On March 31st the Independent Retailers Confederation (IRC), led by the ACT and ActSmart, called upon Government and insurance brokers to challenge policies where there is ambiguity.

The IRC is a well-established organisation representing over 100,000 independent retailers throughout the UK, it brings together like-minded trade associations with interests in the small and independent retail sector.

Information was collated through the trade organisations that make up the IRC from retailers that had made a claim for business interruption which was denied by the insurer. This information was collated and put towards lobbying the government on this issue.

The case has been ongoing for many months, with the Supreme Court today ruling in favour of small firms receiving payments from business interruption insurance policies.

For some businesses it could provide a lifeline, allowing them to trade beyond the coronavirus crisis. The ruling could cost the insurance sector hundreds of millions of pounds.

 

Insurers to pay out on many, but not all, policies

It is important to note that while this is certainly a victory for many small businesses, this does not now mean that all insurers are required to start paying out. The insurance payout is entirely dependent on the clarity of the policy wording. The case put forward to the Supreme Court was against a small number of insurers and specific policy wordings.
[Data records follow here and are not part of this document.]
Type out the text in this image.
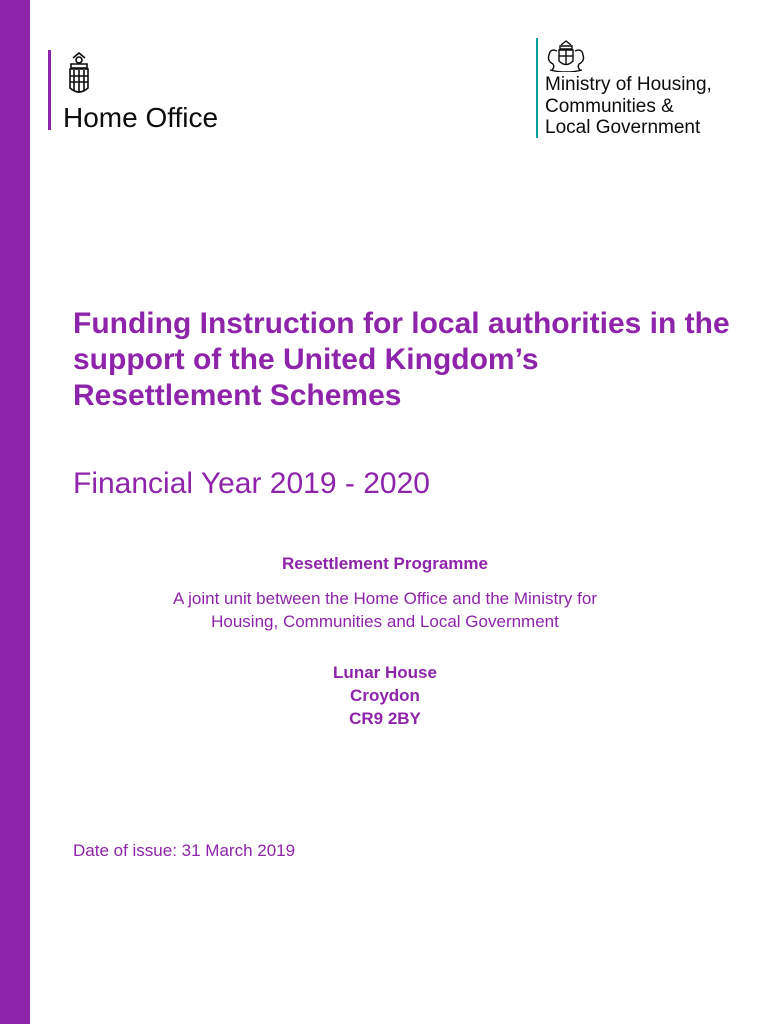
Home Office
Ministry of Housing,
Communities &
Local Government
Funding Instruction for local authorities in the support of the United Kingdom’s Resettlement Schemes
Financial Year 2019 - 2020
Resettlement Programme
A joint unit between the Home Office and the Ministry for
Housing, Communities and Local Government
Lunar House
Croydon
CR9 2BY
Date of issue: 31 March 2019
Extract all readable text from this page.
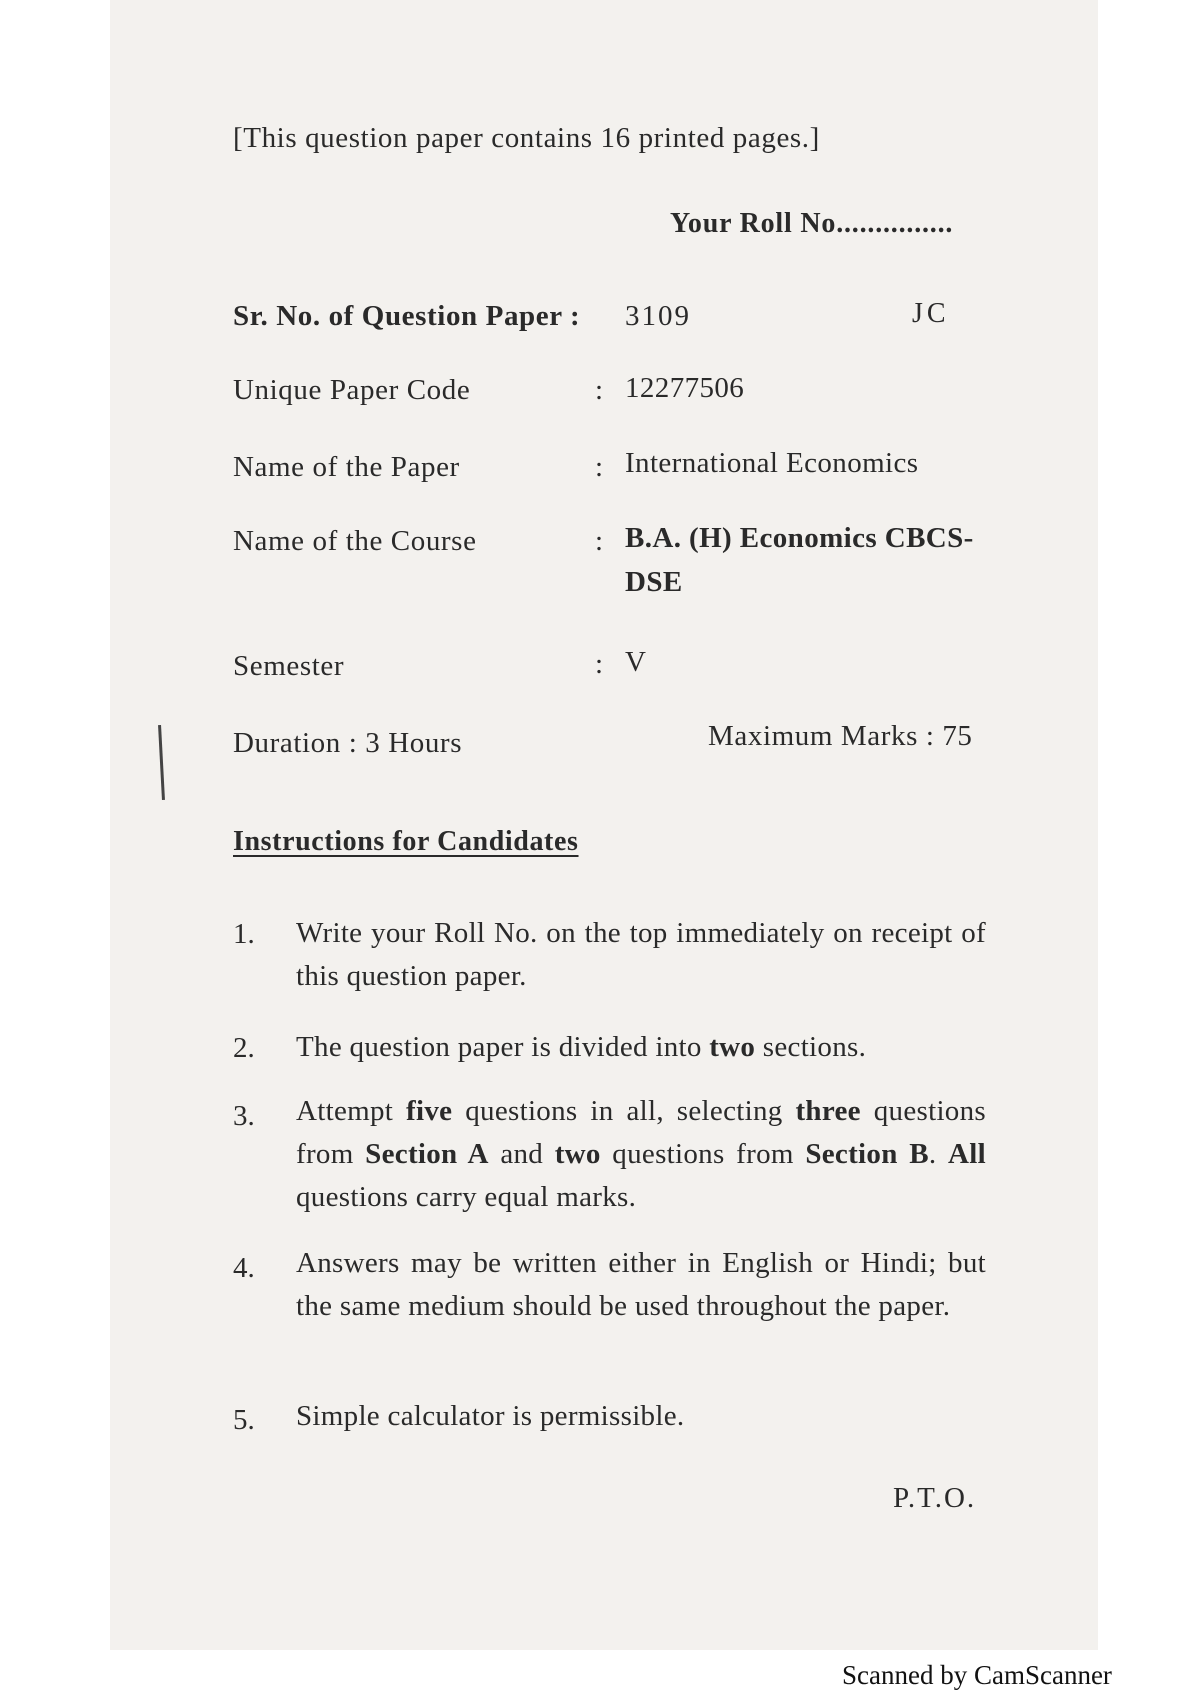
[This question paper contains 16 printed pages.]
Your Roll No...............
Sr. No. of Question Paper : 3109	JC
Unique Paper Code	: 12277506
Name of the Paper	: International Economics
Name of the Course	: B.A. (H) Economics CBCS-
DSE
Semester	: V
Duration : 3 Hours	Maximum Marks : 75
Instructions for Candidates
1. Write your Roll No. on the top immediately on receipt of this question paper.
2. The question paper is divided into two sections.
3. Attempt five questions in all, selecting three questions from Section A and two questions from Section B. All questions carry equal marks.
4. Answers may be written either in English or Hindi; but the same medium should be used throughout the paper.
5. Simple calculator is permissible.
P.T.O.
Scanned by CamScanner
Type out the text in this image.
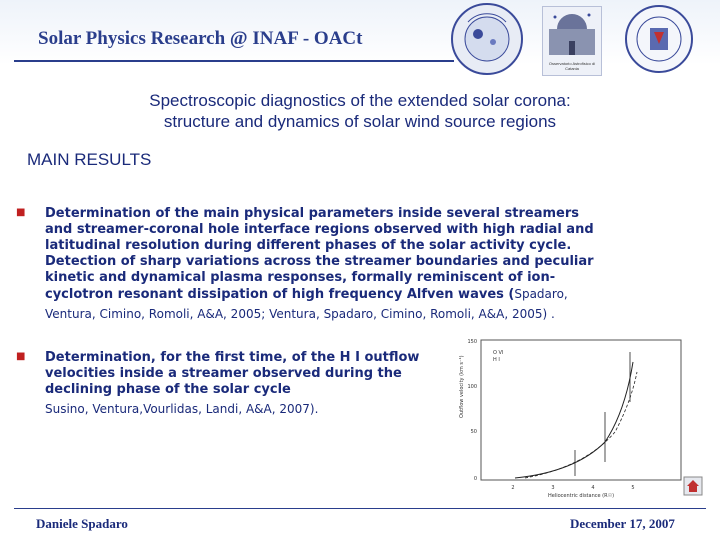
Solar Physics Research @ INAF - OACt
Osservatorio Astrofisico di Catania
Spectroscopic diagnostics of the extended solar corona:
structure and dynamics of solar wind source regions
MAIN RESULTS
■ Determination of the main physical parameters inside several streamers
and streamer-coronal hole interface regions observed with high radial and
latitudinal resolution during different phases of the solar activity cycle.
Detection of sharp variations across the streamer boundaries and peculiar
kinetic and dynamical plasma responses, formally reminiscent of ion-
cyclotron resonant dissipation of high frequency Alfven waves (Spadaro,
Ventura, Cimino, Romoli, A&A, 2005; Ventura, Spadaro, Cimino, Romoli, A&A, 2005) .
■ Determination, for the first time, of the H I outflow
velocities inside a streamer observed during the
declining phase of the solar cycle
Susino, Ventura,Vourlidas, Landi, A&A, 2007).	Outflow velocity (km s⁻¹)
Heliocentric distance (R☉)
150
100
50
0
2	3	4	5
O VI
H I
Daniele Spadaro	December 17, 2007
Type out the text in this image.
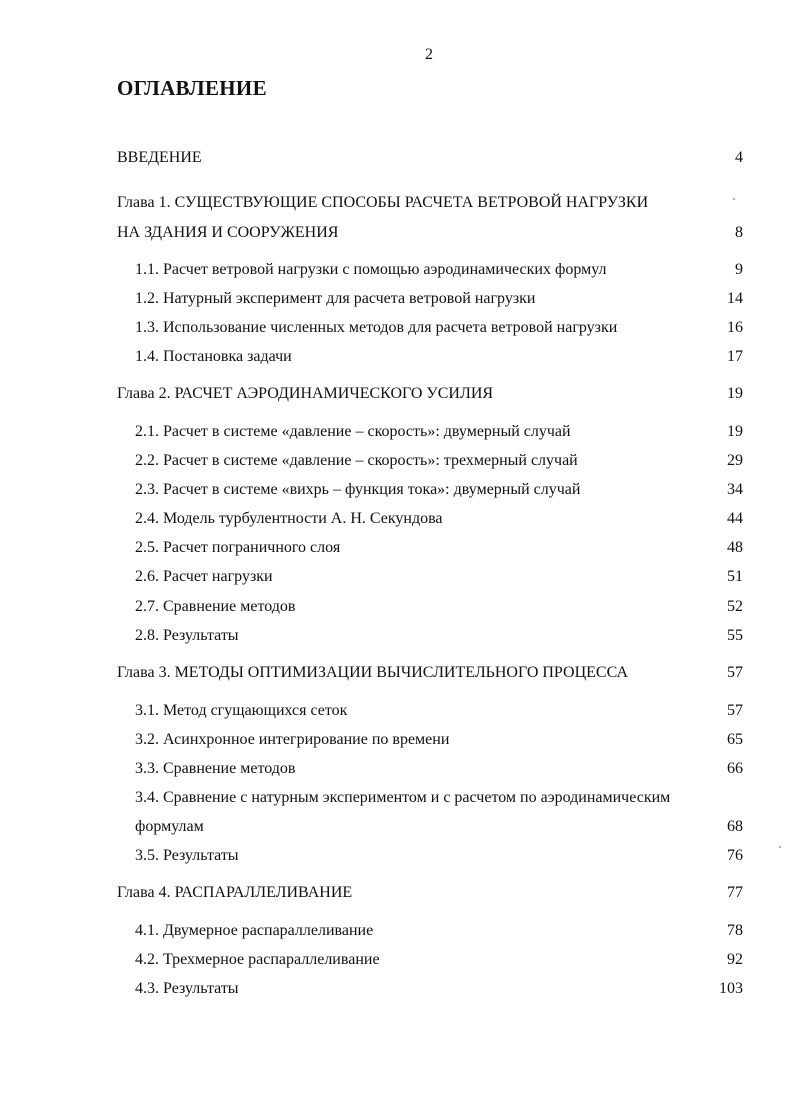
2
ОГЛАВЛЕНИЕ
ВВЕДЕНИЕ	4
Глава 1. СУЩЕСТВУЮЩИЕ СПОСОБЫ РАСЧЕТА ВЕТРОВОЙ НАГРУЗКИ
НА ЗДАНИЯ И СООРУЖЕНИЯ	8
1.1. Расчет ветровой нагрузки с помощью аэродинамических формул	9
1.2. Натурный эксперимент для расчета ветровой нагрузки	14
1.3. Использование численных методов для расчета ветровой нагрузки	16
1.4. Постановка задачи	17
Глава 2. РАСЧЕТ АЭРОДИНАМИЧЕСКОГО УСИЛИЯ	19
2.1. Расчет в системе «давление – скорость»: двумерный случай	19
2.2. Расчет в системе «давление – скорость»: трехмерный случай	29
2.3. Расчет в системе «вихрь – функция тока»: двумерный случай	34
2.4. Модель турбулентности А. Н. Секундова	44
2.5. Расчет пограничного слоя	48
2.6. Расчет нагрузки	51
2.7. Сравнение методов	52
2.8. Результаты	55
Глава 3. МЕТОДЫ ОПТИМИЗАЦИИ ВЫЧИСЛИТЕЛЬНОГО ПРОЦЕССА	57
3.1. Метод сгущающихся сеток	57
3.2. Асинхронное интегрирование по времени	65
3.3. Сравнение методов	66
3.4. Сравнение с натурным экспериментом и с расчетом по аэродинамическим
формулам	68
3.5. Результаты	76
Глава 4. РАСПАРАЛЛЕЛИВАНИЕ	77
4.1. Двумерное распараллеливание	78
4.2. Трехмерное распараллеливание	92
4.3. Результаты	103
Whilst the case evaluated was a ‘test' case, there is now hope that other insurers with the same/similar wordings will feel that they should also follow the ruling- for both good conscience and to avoid individual litigation.

Long-standing ACT partner and insurance specialists Butterworth Spengler have made the decision to re-visit any claims made by clients where this ruling may now have an impact. They would also like to highlight that their claims team is available to consider any questions from clients.